Another addition, which was suggested by a commenter in last week's post, was to include the type of ball in play (bunt, grounder, pop-up, fly and line drive) and the fielder. So F8 is a fly to center. If that is a hit the F8 is boxed. So here is the result, and let me say again it owns a huge debt to Matt.
Free to reproduce for non-profit/personal use, but we reserve the right to license it to for-profit enterprises.
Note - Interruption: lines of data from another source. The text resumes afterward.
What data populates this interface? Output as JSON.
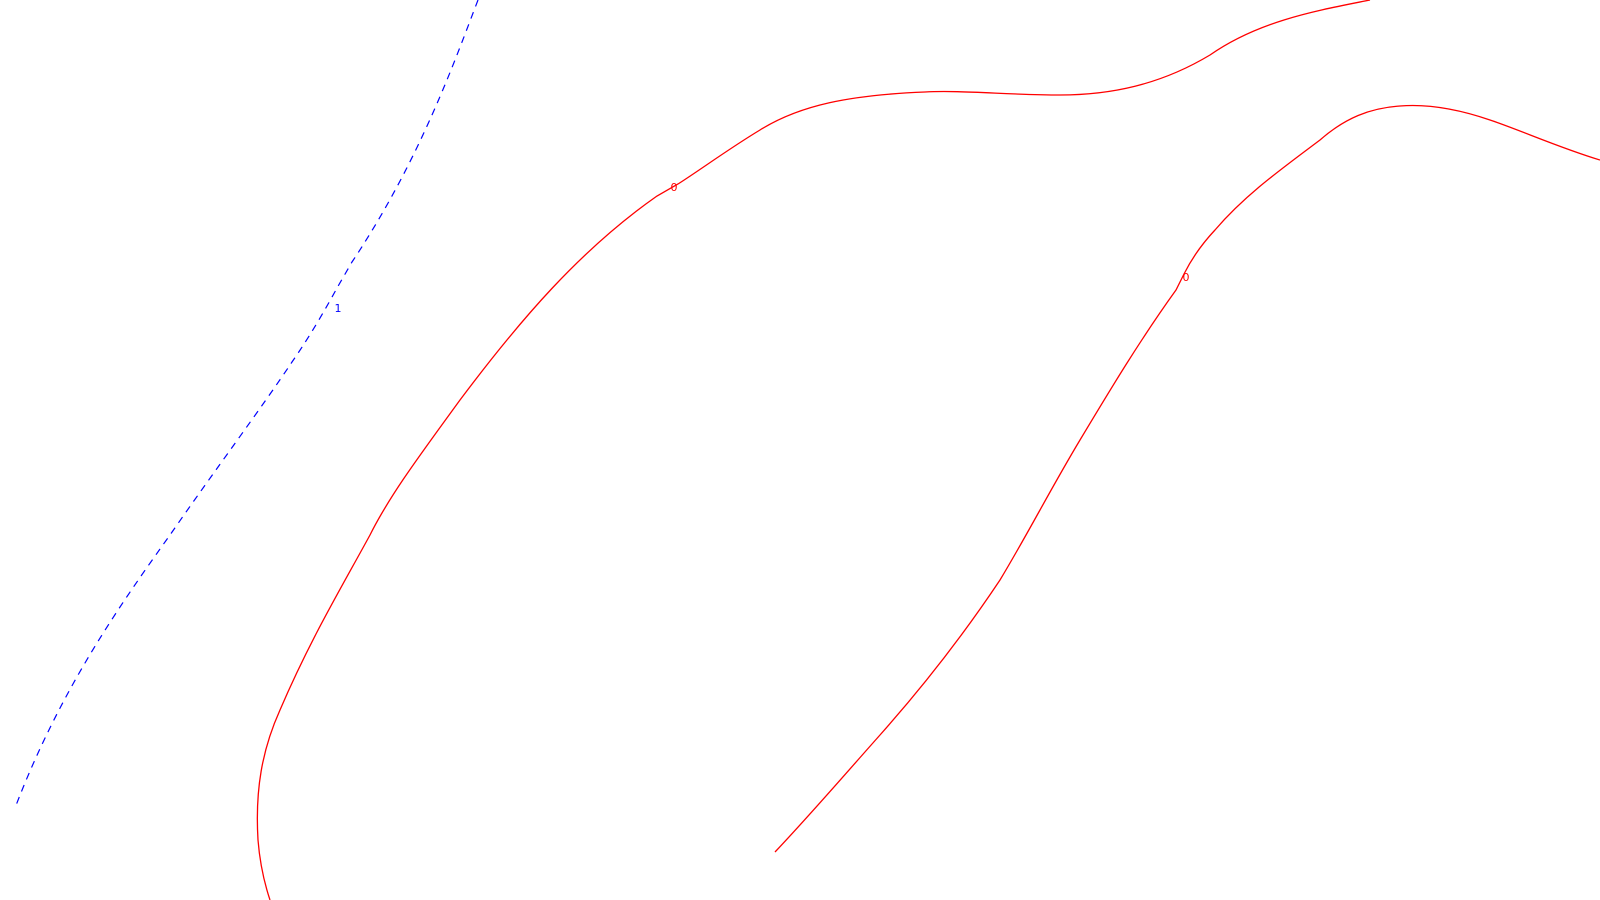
{
  "colors": {
    "background": "#ffffff",
    "contour_zero": "#ff0000",
    "contour_one": "#0000ff"
  },
  "contours": {
    "zero_left": {
      "level": "0",
      "style": "solid"
    },
    "zero_right": {
      "level": "0",
      "style": "solid"
    },
    "one": {
      "level": "1",
      "style": "dashed"
    }
  }
}
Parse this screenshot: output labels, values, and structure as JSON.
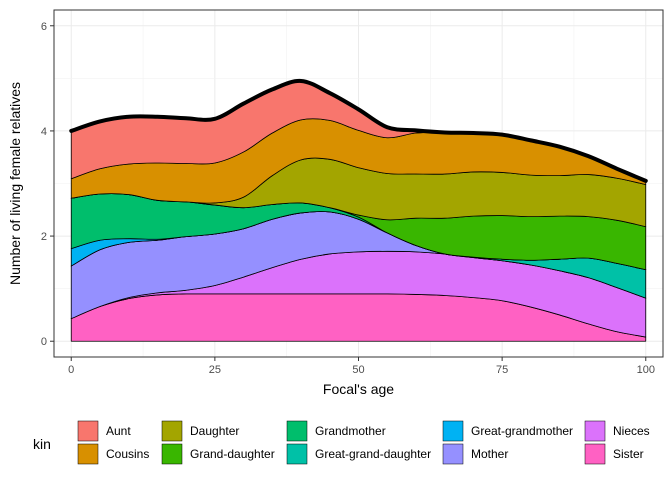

The runner progression is done very nicely, I think, as it allows you to follow each individual runner and to see how each batter did at progressing the runners. Runner who eventually score have their line bolded. Progression by steals and errors are indicated with letters and runners thrown out on the base paths with exes. Fielder's choices and reaching on a dropped 3rd strike are also possible (In the top of the fourth Jayson Werth was thrown out at first on a dropped third strike). This format keeps all the aspects I liked about the original format:
This formulation gives a better feel for the pace of the game, and allows the events to be easily recreated: in the top of the first CC Sabathia escaped a base-loaded two-outs jam; Phil Hughes took over to start the eighth and walked the only two batters he faced, both of whom came around to score on Raul Ibanez's single; Utley's two solo-HRs were the only runs through the first seven innings; Cliff Lee didn't allow a runner past first until the ninth, and up to that point faced just three batters over the minimum; the Yankees burned through five relievers, who gave up four runs, in the last two innings; the top of the ninth ended with Shane Victorino getting thrown out at home on a Ryan Howard double and the game ended with two more Cliff Lee strikeouts. All of this can be easily seen through a close, but not difficult, reading of the chart.
This approach has the added benefit of being easily recreated by hand on graph paper, as alternative way to score games. Anyway thanks to the readers, and especially to the commenters and Matt, for humoring my bizarre impulse for a second week.